What makes a word difficult?

Part of our task in developing the Wordbook vocabulary building program was to determine the difficulty level of more than a thousand words. We did this by putting the words into test items and administering each item to hundreds of students. A question that naturally occurs in work like this is: just what makes one word more difficult than another? Here, we look at two aspects of words that appear to have some influence on how difficult they are: frequency and part of speech.

Major word counts in English have been done that have tabulated the number of times words appear in over a million words of text. A word's frequency can be determined by consulting the results of such studies.

Curious? Check out wordfrequency.info

How do these frequencies compare with our difficulty estimates? The answer is that there is a moderately strong relationship: words that appear often in print tend to be learned earlier and more easily than words that appear rarely in print. If you see or hear a word often, you are likely to develop a sense of what it means; if you never see it, you are not likely to know its meaning.

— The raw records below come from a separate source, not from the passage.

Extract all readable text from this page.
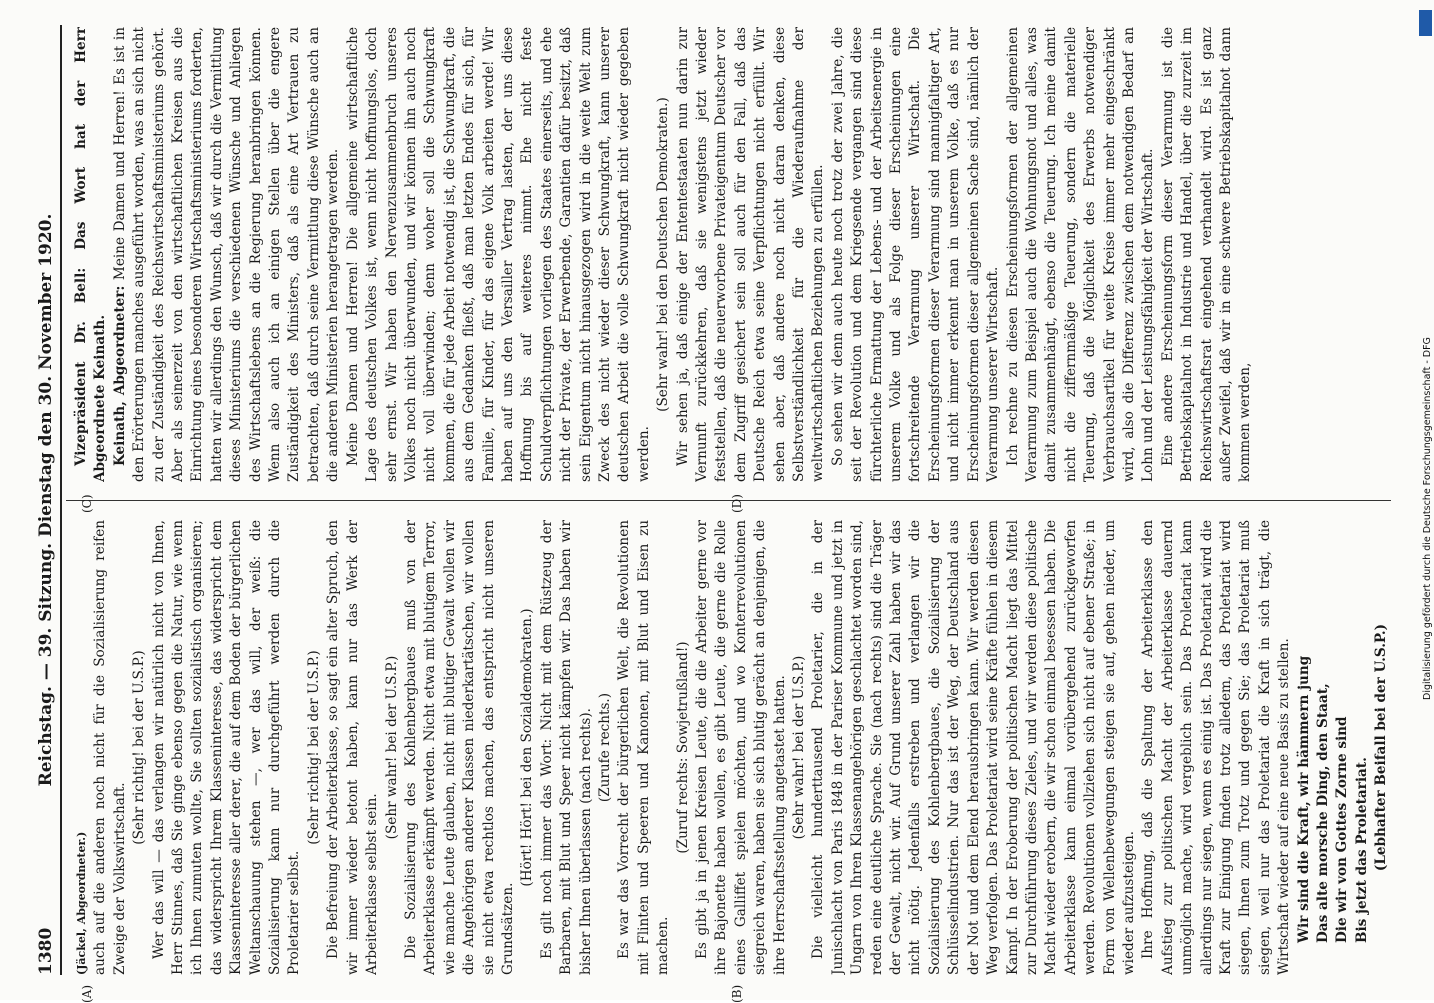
1380
Reichstag. — 39. Sitzung. Dienstag den 30. November 1920.
(A)	(B)
(C)	(D)

(Jäckel, Abgeordneter.) auch auf die anderen noch nicht für die Sozialisierung reifen Zweige der Volkswirtschaft.

(Sehr richtig! bei der U.S.P.) Wer das will — das verlangen wir natürlich nicht von Ihnen, Herr Stinnes, daß Sie ginge ebenso gegen die Natur, wie wenn ich Ihnen zumuten wollte, Sie sollten sozialistisch organisieren; das widerspricht Ihrem Klasseninteresse, das widerspricht dem Klasseninteresse aller derer, die auf dem Boden der bürgerlichen Weltanschauung stehen —, wer das will, der weiß: die Sozialisierung kann nur durchgeführt werden durch die Proletarier selbst.

(Sehr richtig! bei der U.S.P.) Die Befreiung der Arbeiterklasse, so sagt ein alter Spruch, den wir immer wieder betont haben, kann nur das Werk der Arbeiterklasse selbst sein.

(Sehr wahr! bei der U.S.P.) Die Sozialisierung des Kohlenbergbaues muß von der Arbeiterklasse erkämpft werden. Nicht etwa mit blutigem Terror, wie manche Leute glauben, nicht mit blutiger Gewalt wollen wir die Angehörigen anderer Klassen niederkartätschen, wir wollen sie nicht etwa rechtlos machen, das entspricht nicht unseren Grundsätzen.

(Hört! Hört! bei den Sozialdemokraten.) Es gilt noch immer das Wort: Nicht mit dem Rüstzeug der Barbaren, mit Blut und Speer nicht kämpfen wir. Das haben wir bisher Ihnen überlassen (nach rechts). (Zurufe rechts.) Es war das Vorrecht der bürgerlichen Welt, die Revolutionen mit Flinten und Speeren und Kanonen, mit Blut und Eisen zu machen.

(Zuruf rechts: Sowjetrußland!) Es gibt ja in jenen Kreisen Leute, die die Arbeiter gerne vor ihre Bajonette haben wollen, es gibt Leute, die gerne die Rolle eines Galliffet spielen möchten, und wo Konterrevolutionen siegreich waren, haben sie sich blutig gerächt an denjenigen, die ihre Herrschaftsstellung angetastet hatten. (Sehr wahr! bei der U.S.P.) Die vielleicht hunderttausend Proletarier, die in der Junischlacht von Paris 1848 in der Pariser Kommune und jetzt in Ungarn von Ihren Klassenangehörigen geschlachtet worden sind, reden eine deutliche Sprache. Sie (nach rechts) sind die Träger der Gewalt, nicht wir. Auf Grund unserer Zahl haben wir das nicht nötig. Jedenfalls erstreben und verlangen wir die Sozialisierung des Kohlenbergbaues, die Sozialisierung der Schlüsselindustrien. Nur das ist der Weg, der Deutschland aus der Not und dem Elend herausbringen kann. Wir werden diesen Weg verfolgen. Das Proletariat wird seine Kräfte fühlen in diesem Kampf. In der Eroberung der politischen Macht liegt das Mittel zur Durchführung dieses Zieles, und wir werden diese politische Macht wieder erobern, die wir schon einmal besessen haben. Die Arbeiterklasse kann einmal vorübergehend zurückgeworfen werden. Revolutionen vollziehen sich nicht auf ebener Straße; in Form von Wellenbewegungen steigen sie auf, gehen nieder, um wieder aufzusteigen. Ihre Hoffnung, daß die Spaltung der Arbeiterklasse den Aufstieg zur politischen Macht der Arbeiterklasse dauernd unmöglich mache, wird vergeblich sein. Das Proletariat kann allerdings nur siegen, wenn es einig ist. Das Proletariat wird die Kraft zur Einigung finden trotz alledem, das Proletariat wird siegen, Ihnen zum Trotz und gegen Sie; das Proletariat muß siegen, weil nur das Proletariat die Kraft in sich trägt, die Wirtschaft wieder auf eine neue Basis zu stellen. Wir sind die Kraft, wir hämmern jung Das alte morsche Ding, den Staat, Die wir von Gottes Zorne sind Bis jetzt das Proletariat. (Lebhafter Beifall bei der U.S.P.)

Vizepräsident Dr. Bell: Das Wort hat der Herr Abgeordnete Keinath. Keinath, Abgeordneter: Meine Damen und Herren! Es ist in den Erörterungen manches ausgeführt worden, was an sich nicht zu der Zuständigkeit des Reichswirtschaftsministeriums gehört. Aber als seinerzeit von den wirtschaftlichen Kreisen aus die Einrichtung eines besonderen Wirtschaftsministeriums forderten, hatten wir allerdings den Wunsch, daß wir durch die Vermittlung dieses Ministeriums die verschiedenen Wünsche und Anliegen des Wirtschaftslebens an die Regierung heranbringen können. Wenn also auch ich an einigen Stellen über die engere Zuständigkeit des Ministers, daß als eine Art Vertrauen zu betrachten, daß durch seine Vermittlung diese Wünsche auch an die anderen Ministerien herangetragen werden. Meine Damen und Herren! Die allgemeine wirtschaftliche Lage des deutschen Volkes ist, wenn nicht hoffnungslos, doch sehr ernst. Wir haben den Nervenzusammenbruch unseres Volkes noch nicht überwunden, und wir können ihn auch noch nicht voll überwinden; denn woher soll die Schwungkraft kommen, die für jede Arbeit notwendig ist, die Schwungkraft, die aus dem Gedanken fließt, daß man letzten Endes für sich, für Familie, für Kinder, für das eigene Volk arbeiten werde! Wir haben auf uns den Versailler Vertrag lasten, der uns diese Hoffnung bis auf weiteres nimmt. Ehe nicht feste Schuldverpflichtungen vorliegen des Staates einerseits, und ehe nicht der Private, der Erwerbende, Garantien dafür besitzt, daß sein Eigentum nicht hinausgezogen wird in die weite Welt zum Zweck des nicht wieder dieser Schwungkraft, kann unserer deutschen Arbeit die volle Schwungkraft nicht wieder gegeben werden.

(Sehr wahr! bei den Deutschen Demokraten.) Wir sehen ja, daß einige der Ententestaaten nun darin zur Vernunft zurückkehren, daß sie wenigstens jetzt wieder feststellen, daß die neuerworbene Privateigentum Deutscher vor dem Zugriff gesichert sein soll auch für den Fall, daß das Deutsche Reich etwa seine Verpflichtungen nicht erfüllt. Wir sehen aber, daß andere noch nicht daran denken, diese Selbstverständlichkeit für die Wiederaufnahme der weltwirtschaftlichen Beziehungen zu erfüllen. So sehen wir denn auch heute noch trotz der zwei Jahre, die seit der Revolution und dem Kriegsende vergangen sind diese fürchterliche Ermattung der Lebens- und der Arbeitsenergie in unserem Volke und als Folge dieser Erscheinungen eine fortschreitende Verarmung unserer Wirtschaft. Die Erscheinungsformen dieser Verarmung sind mannigfaltiger Art, und nicht immer erkennt man in unserem Volke, daß es nur Erscheinungsformen dieser allgemeinen Sache sind, nämlich der Verarmung unserer Wirtschaft. Ich rechne zu diesen Erscheinungsformen der allgemeinen Verarmung zum Beispiel auch die Wohnungsnot und alles, was damit zusammenhängt, ebenso die Teuerung. Ich meine damit nicht die ziffernmäßige Teuerung, sondern die materielle Teuerung, daß die Möglichkeit des Erwerbs notwendiger Verbrauchsartikel für weite Kreise immer mehr eingeschränkt wird, also die Differenz zwischen dem notwendigen Bedarf an Lohn und der Leistungsfähigkeit der Wirtschaft. Eine andere Erscheinungsform dieser Verarmung ist die Betriebskapitalnot in Industrie und Handel, über die zurzeit im Reichswirtschaftsrat eingehend verhandelt wird. Es ist ganz außer Zweifel, daß wir in eine schwere Betriebskapitalnot dann kommen werden,	Digitalisierung gefördert durch die Deutsche Forschungsgemeinschaft - DFG
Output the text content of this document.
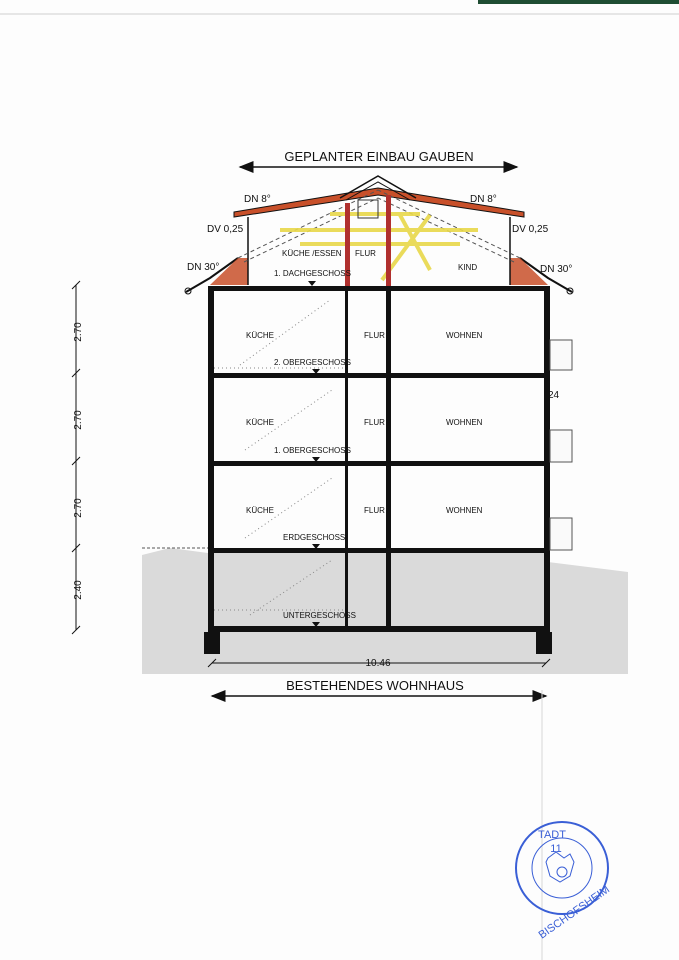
GEPLANTER EINBAU GAUBEN
DN 8°	DN 8°
DV 0,25	DV 0,25
DN 30°	DN 30°
KÜCHE /ESSEN FLUR
KIND
1. DACHGESCHOSS
24
KÜCHE	FLUR	WOHNEN
2. OBERGESCHOSS
KÜCHE	FLUR	WOHNEN
1. OBERGESCHOSS
KÜCHE	FLUR	WOHNEN
ERDGESCHOSS
UNTERGESCHOSS
2.70
2.70
2.70
2.40
10.46
BESTEHENDES WOHNHAUS
TADT
11
BISCHOFSHEIM
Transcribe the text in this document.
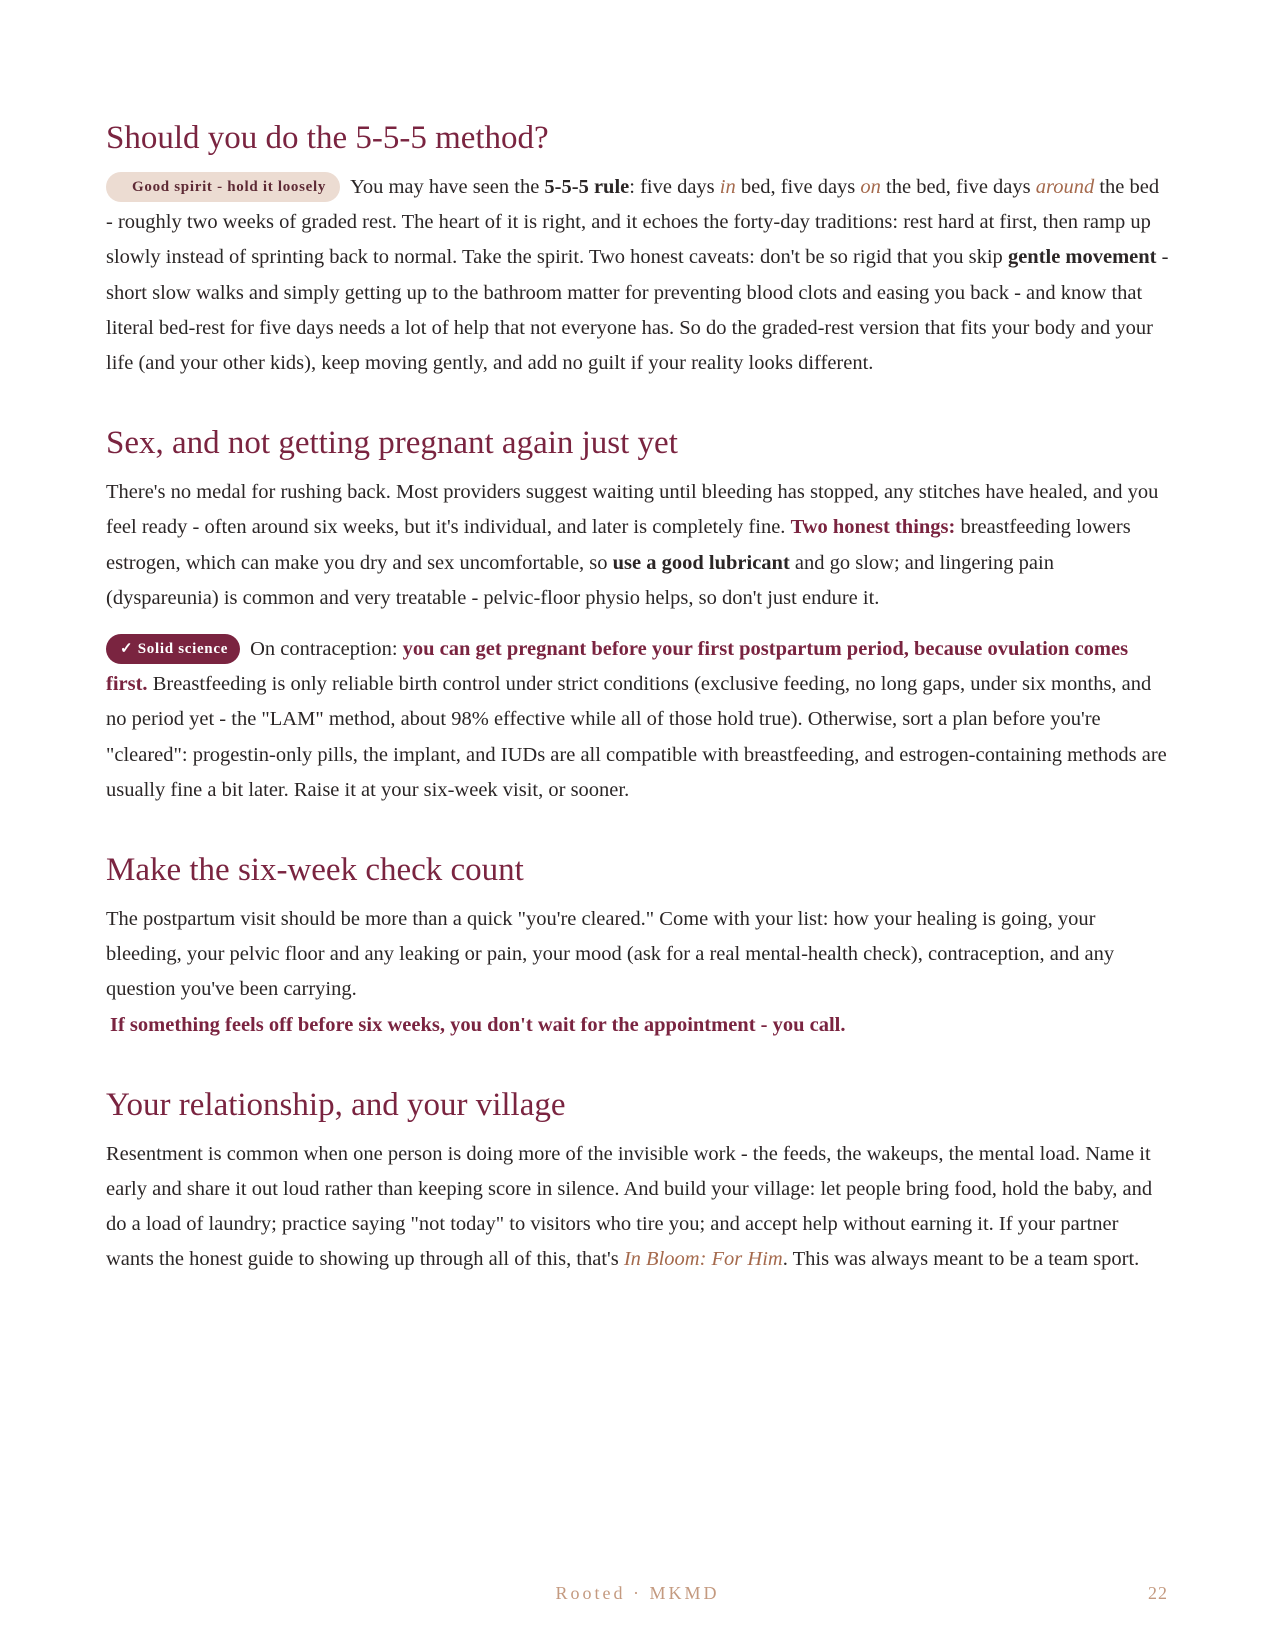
Should you do the 5-5-5 method?

Good spirit - hold it loosely You may have seen the 5-5-5 rule: five days in bed, five days on the bed, five days around the bed - roughly two weeks of graded rest. The heart of it is right, and it echoes the forty-day traditions: rest hard at first, then ramp up slowly instead of sprinting back to normal. Take the spirit. Two honest caveats: don't be so rigid that you skip gentle movement - short slow walks and simply getting up to the bathroom matter for preventing blood clots and easing you back - and know that literal bed-rest for five days needs a lot of help that not everyone has. So do the graded-rest version that fits your body and your life (and your other kids), keep moving gently, and add no guilt if your reality looks different.

Sex, and not getting pregnant again just yet

There's no medal for rushing back. Most providers suggest waiting until bleeding has stopped, any stitches have healed, and you feel ready - often around six weeks, but it's individual, and later is completely fine. Two honest things: breastfeeding lowers estrogen, which can make you dry and sex uncomfortable, so use a good lubricant and go slow; and lingering pain (dyspareunia) is common and very treatable - pelvic-floor physio helps, so don't just endure it.

✓ Solid science On contraception: you can get pregnant before your first postpartum period, because ovulation comes first. Breastfeeding is only reliable birth control under strict conditions (exclusive feeding, no long gaps, under six months, and no period yet - the "LAM" method, about 98% effective while all of those hold true). Otherwise, sort a plan before you're "cleared": progestin-only pills, the implant, and IUDs are all compatible with breastfeeding, and estrogen-containing methods are usually fine a bit later. Raise it at your six-week visit, or sooner.

Make the six-week check count

The postpartum visit should be more than a quick "you're cleared." Come with your list: how your healing is going, your bleeding, your pelvic floor and any leaking or pain, your mood (ask for a real mental-health check), contraception, and any question you've been carrying.

If something feels off before six weeks, you don't wait for the appointment - you call.
Your relationship, and your village

Resentment is common when one person is doing more of the invisible work - the feeds, the wakeups, the mental load. Name it early and share it out loud rather than keeping score in silence. And build your village: let people bring food, hold the baby, and do a load of laundry; practice saying "not today" to visitors who tire you; and accept help without earning it. If your partner wants the honest guide to showing up through all of this, that's In Bloom: For Him. This was always meant to be a team sport.

Rooted · MKMD	22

It is perhaps surprising that the relationship is not even stronger than it is. Many frequently-appearing words are difficult; many rare ones apparently give people little trouble. Part of the reason for this has to do with a limitation of the word counts. They do not differentiate among different words that have the same spelling - for example, bear, an animal, and bear, to carry – or among different meanings of the same word – rich, wealthy, and rich, full of calories. Frequency counts for such words will not accurately reflect how often a person is exposed to the word when it is used with a particular meaning.

abuse, the noun, is ranked #1548, and abuse, the verb, is ranked #3778, out of 5000 wordsIn other cases, it is apparent that a high frequency, even of a word with one common meaning, does not guarantee that the word will be correctly understood. The word exceptional, for example, had a much higher difficulty level in our calculations than would have been predicted by its frequency. The reason was not hard to find: one of the incorrect choices on the test item was perfect, and many people selected this answer rather than the correct answer, unusual. What appears to have happened is that people usually see exceptional used in a positive sense, as in “an exceptional movie” or “an exceptionally good party,” and many never obtain a clear idea of the word's basic meaning, which is actually out of the ordinary, uncommon, or unusual. So some words might require more frequent appearances than others to become firmly fixed in a person's mind.

Other studies have shown that the relationship between frequency and order of difficulty becomes weaker as finer shades of meaning are required in the test items. This is the case with the attractive but clearly incorrect choice of perfect in the previous example. The moral is that frequency counts are no substitute for actual testing in determining a word's difficulty level.

A word's part of speech has much less effect on its difficulty level than its frequency does, but some relationship is discernible. Nouns, on average, are somewhat easier than other parts of speech.  A possible explanation for this is that nouns in general make a concrete reference to the physical world: a pencil, for example, is something you can see and touch and use. Verbs, on the other hand, are more abstract, expressing relationships between things, so they may be harder to learn.

It's likely that how we learn words has to do with more than just frequency and difficulty. Further research may uncover other aspects of words that contribute to their difficulty levels. For example, some nouns are more concrete than others – you can see a touch a fern, but empathy is an abstraction. You can see examples of empathy, but you can't see empathy itself. Does that make the word harder to learn? What about the “age” of a word – the date that it entered the language? Are more recent words like cryonics and maven harder than older words?  Perhaps our learning process changes and evolves as the language we learn continues to change and evolve.